The previously-available xf86ttfontools package would have helped you review Microsoft's usage policies, download their free "Core Fonts for the Web" packages, and install them for your Linux system, entirely within the scope of Microsoft's offer. Since they followed Microsoft's legal agreement not to redistribute the fonts themselves, they depended on Microsoft's website which provided the font packages and the legal license text. Since those are not available, the xf86ttfontools package has been removed as obsolete.

(Of course, this decision harms Microsoft-faithful web creators who have designed their websites using Microsoft's fonts, and removes Microsoft's leadership in creating and providing quality fonts to all Internet users. It also shows a pretty good example of the benefits of an Open Source license or a Free Software license; such public resources cannot be revoked and the freedoms of users cannot be unilaterally rescinded by corporations who have no vested interest in the rights of the individual.)

There are a few RPM packages of these core fonts available on the web, pursuant to the original end-user agreement, but until their legality is verified, this page does not offer any links to such packages.

From independent sites or products

Finding free (legally produced) TrueType fonts on the web is a matter of searching the web with a good search engine. Due to the heavy bandwidth and the high maintenance required to present a good font sampling website, many sites come and go on a monthly basis. Even so, there are thousands of excellent free and shareware fonts out there, ready to be found.
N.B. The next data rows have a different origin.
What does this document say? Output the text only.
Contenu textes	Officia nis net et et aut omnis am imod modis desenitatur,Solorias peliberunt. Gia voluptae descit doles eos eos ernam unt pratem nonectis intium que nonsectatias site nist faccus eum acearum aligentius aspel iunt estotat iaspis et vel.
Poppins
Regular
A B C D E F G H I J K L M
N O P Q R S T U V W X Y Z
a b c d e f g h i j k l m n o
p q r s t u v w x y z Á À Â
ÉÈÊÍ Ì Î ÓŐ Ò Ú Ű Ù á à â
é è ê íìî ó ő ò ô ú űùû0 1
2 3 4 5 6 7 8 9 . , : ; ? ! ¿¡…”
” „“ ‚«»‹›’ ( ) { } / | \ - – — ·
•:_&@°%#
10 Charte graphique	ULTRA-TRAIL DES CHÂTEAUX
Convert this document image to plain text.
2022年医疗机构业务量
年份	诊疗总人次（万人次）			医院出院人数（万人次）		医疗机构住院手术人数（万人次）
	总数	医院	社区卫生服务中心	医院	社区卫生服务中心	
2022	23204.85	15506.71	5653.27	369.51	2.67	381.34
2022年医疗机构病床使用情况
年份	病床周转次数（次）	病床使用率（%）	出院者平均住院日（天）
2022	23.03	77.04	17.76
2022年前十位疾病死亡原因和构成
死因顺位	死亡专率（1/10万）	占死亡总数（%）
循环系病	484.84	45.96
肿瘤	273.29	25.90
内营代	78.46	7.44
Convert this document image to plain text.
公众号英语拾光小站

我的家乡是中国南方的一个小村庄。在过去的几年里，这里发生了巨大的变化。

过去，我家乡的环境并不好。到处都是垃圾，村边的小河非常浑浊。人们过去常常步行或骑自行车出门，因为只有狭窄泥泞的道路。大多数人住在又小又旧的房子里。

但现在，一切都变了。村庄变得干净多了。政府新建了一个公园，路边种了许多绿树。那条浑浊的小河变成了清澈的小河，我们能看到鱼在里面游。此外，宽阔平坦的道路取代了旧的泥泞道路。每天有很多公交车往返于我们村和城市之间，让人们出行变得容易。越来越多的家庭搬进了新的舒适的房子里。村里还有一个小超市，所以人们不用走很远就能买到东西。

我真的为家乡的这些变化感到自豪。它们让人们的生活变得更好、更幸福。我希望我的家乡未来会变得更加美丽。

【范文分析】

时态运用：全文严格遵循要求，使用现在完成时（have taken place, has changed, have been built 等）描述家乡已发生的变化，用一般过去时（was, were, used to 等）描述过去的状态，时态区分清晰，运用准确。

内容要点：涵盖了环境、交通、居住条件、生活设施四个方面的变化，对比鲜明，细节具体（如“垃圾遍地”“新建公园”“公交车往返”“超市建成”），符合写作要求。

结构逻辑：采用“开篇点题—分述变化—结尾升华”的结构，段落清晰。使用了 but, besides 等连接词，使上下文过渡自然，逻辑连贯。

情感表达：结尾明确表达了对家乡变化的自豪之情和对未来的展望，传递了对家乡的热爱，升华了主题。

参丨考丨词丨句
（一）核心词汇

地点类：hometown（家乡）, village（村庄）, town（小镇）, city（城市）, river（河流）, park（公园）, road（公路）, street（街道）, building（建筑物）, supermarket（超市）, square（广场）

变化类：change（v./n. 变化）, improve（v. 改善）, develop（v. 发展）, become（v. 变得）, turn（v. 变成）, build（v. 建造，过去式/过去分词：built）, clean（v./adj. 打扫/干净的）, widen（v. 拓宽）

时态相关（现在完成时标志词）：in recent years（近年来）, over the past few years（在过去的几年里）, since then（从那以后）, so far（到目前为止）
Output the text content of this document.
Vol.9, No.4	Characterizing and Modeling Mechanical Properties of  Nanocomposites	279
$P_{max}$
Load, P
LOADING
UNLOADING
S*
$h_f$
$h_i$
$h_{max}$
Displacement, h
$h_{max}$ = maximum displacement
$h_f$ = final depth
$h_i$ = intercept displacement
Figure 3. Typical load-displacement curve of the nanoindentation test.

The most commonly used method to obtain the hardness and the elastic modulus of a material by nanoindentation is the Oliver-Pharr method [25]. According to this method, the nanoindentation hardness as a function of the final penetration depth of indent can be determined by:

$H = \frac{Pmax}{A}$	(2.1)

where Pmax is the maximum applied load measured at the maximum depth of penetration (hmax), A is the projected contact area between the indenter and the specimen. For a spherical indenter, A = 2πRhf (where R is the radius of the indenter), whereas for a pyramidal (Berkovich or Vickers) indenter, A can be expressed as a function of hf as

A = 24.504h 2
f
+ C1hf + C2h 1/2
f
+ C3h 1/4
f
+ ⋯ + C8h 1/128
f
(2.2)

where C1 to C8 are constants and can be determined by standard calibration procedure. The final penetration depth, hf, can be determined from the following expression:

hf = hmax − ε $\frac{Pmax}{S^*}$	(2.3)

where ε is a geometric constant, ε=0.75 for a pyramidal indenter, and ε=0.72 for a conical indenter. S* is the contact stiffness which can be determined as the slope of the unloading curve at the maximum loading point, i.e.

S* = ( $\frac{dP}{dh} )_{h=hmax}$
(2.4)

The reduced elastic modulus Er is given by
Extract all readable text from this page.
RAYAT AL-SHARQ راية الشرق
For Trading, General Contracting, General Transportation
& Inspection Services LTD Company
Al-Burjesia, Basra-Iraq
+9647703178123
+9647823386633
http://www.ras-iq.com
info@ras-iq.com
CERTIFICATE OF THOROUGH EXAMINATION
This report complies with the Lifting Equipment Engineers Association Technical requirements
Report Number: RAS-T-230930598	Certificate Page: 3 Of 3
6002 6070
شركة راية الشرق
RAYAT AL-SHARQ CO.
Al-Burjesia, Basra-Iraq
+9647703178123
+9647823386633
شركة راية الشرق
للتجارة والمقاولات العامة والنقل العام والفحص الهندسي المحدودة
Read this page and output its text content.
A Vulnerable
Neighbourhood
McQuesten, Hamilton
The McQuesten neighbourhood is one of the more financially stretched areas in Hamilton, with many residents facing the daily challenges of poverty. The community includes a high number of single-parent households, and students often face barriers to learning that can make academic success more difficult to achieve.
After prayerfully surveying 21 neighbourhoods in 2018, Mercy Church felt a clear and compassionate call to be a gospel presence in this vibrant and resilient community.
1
Also, many collections of TrueType fonts are produced on CD-ROM for extremely low prices. Thousands of fonts can be found for only a few dollars, filling a disc with dozens of handwriting or script or other decorative styles. Generally, most of these fonts are poorly stocked with punctuation or other extended symbols, have poor line or character spacing and kerning, have no display hinting information and other signs of the low production value. However, a few fonts on a disc may have just the look you want, so these discs may be worth examining.

Please honor the copying license for TrueType fonts. If they're listed as freeware, you can download them and use them on your own computer. Some font files are listed as shareware, which means that you should send some money to the font's designer if you intend to keep that font installed beyond a trial period. Many fonts are available on the web which are stolen and reproduced without the creator's permission. Professional font design foundries such as Bitstream and Microsoft and ITC generally do not allow independent sites to distribute their typefaces.